В глазах Васи Сомова вспыхнул недобрый огонь. Злой, инфернальный и жестокий.
— А чё ты мне там за Ёпэрэсэтэ тёр, не напомнишь? — подмигнул и тут же скривился он от боли.
— Могу напомнить, — кивнул я. — Он часто говорил, что даже на самую хитро закрученную жопу найдётся отвёртка.
Я тоже подмигнул и прежде, чем Васёк лопнул от ярости и злости очень резко и точно нанёс ему удар в ямочку под кадыком, туда, где шея соединяется с грудью. Я хорошенько ткнул туда двумя сложенными пальцами.
Точка малоизвестная, да и нанесение удара требует определённых навыков и хорошей проработки, но у меня получилось. Васёк моментально вышел в астрал, а его гориллоподобные товарищи, расслабленные и усыплённые чувством численного превосходства, даже не успели понять, что сейчас произошло, не то, что отреагировать.
А вот это было явным упущением с их стороны. Явным и непростительным. А если война, а если враги? Так и будете стоять, глазами хлопать и клювами щёлкать? Клесты прилетели. Знаменитая на весь мир картина Г. А. Стрельца так и называлась, «Клесты прилетели».

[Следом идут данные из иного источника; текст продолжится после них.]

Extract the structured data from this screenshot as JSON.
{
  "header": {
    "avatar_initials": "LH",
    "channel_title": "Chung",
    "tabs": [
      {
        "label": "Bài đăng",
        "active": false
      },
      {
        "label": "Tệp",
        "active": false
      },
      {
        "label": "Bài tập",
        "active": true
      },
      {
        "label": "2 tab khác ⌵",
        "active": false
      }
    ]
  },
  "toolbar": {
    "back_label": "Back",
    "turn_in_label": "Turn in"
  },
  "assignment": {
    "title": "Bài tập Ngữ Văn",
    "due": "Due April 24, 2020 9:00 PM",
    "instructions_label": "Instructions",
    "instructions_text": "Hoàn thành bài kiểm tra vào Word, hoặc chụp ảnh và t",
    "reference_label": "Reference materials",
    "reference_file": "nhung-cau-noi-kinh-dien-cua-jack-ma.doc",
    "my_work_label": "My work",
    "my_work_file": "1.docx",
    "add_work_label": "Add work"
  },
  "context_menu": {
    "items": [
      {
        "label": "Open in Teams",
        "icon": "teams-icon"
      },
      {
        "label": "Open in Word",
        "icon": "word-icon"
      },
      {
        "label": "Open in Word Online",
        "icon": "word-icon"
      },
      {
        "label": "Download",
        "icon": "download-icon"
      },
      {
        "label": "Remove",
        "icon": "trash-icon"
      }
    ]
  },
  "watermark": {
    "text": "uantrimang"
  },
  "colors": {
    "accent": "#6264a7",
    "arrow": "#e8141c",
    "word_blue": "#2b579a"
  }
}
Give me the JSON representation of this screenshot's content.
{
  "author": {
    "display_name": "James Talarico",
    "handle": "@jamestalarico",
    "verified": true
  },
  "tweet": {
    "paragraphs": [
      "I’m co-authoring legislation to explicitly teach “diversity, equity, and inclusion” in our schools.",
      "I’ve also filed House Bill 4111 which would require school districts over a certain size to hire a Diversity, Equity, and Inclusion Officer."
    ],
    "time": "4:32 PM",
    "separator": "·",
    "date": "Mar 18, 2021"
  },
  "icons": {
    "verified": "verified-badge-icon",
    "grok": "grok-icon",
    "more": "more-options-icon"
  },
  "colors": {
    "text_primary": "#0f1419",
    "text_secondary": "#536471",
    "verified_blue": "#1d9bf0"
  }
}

Сухая ты, нет в тебе искры Божьей, — запел во мне Петя Налич, которого любил один пацан-старлей из управления. — А шарм, если был, то иссяк. Высохло всё обаянье…
Для танца, скажу я вам, нужна не только безупречная техника и чувство ритма. Для танца нужна музыка. И не просто музыка. Тебя должно переть, нести на волнах этой музыки, чтобы она пронизывала тело, переплетаясь с волокнами мышц, с сосудами и жилами. И когда её вибрации начнут соединяться с вибрациями твоего сердца, а её острые резкие звуки начнут прошивать печень и серое вещество, вздымая муть, подобно крупному граду, бомбардирующему лужи на земле, тогда только и получится то, что можно назвать словом Танец.
Танцы, танцы, пустые слова — это всё, что так любишь ты!
Я крутанулся на месте, я поймал ритм, я почувствовал кураж. Это уже полдела. Дыщ, дыщ, дыщ — каждый удар получился звонким и безжалостным, как в фильме с Брюсом Ли. Дыщ, дыщ, дыщ.
А когда ты поймал кураж, ты сразу стал круче и Брюса Ли, и всех тибетских монахов. Полёт, кульбит, пробежка по воздуху, скручивание и прочие фантастические дисциплины начинают казаться детскими забавами.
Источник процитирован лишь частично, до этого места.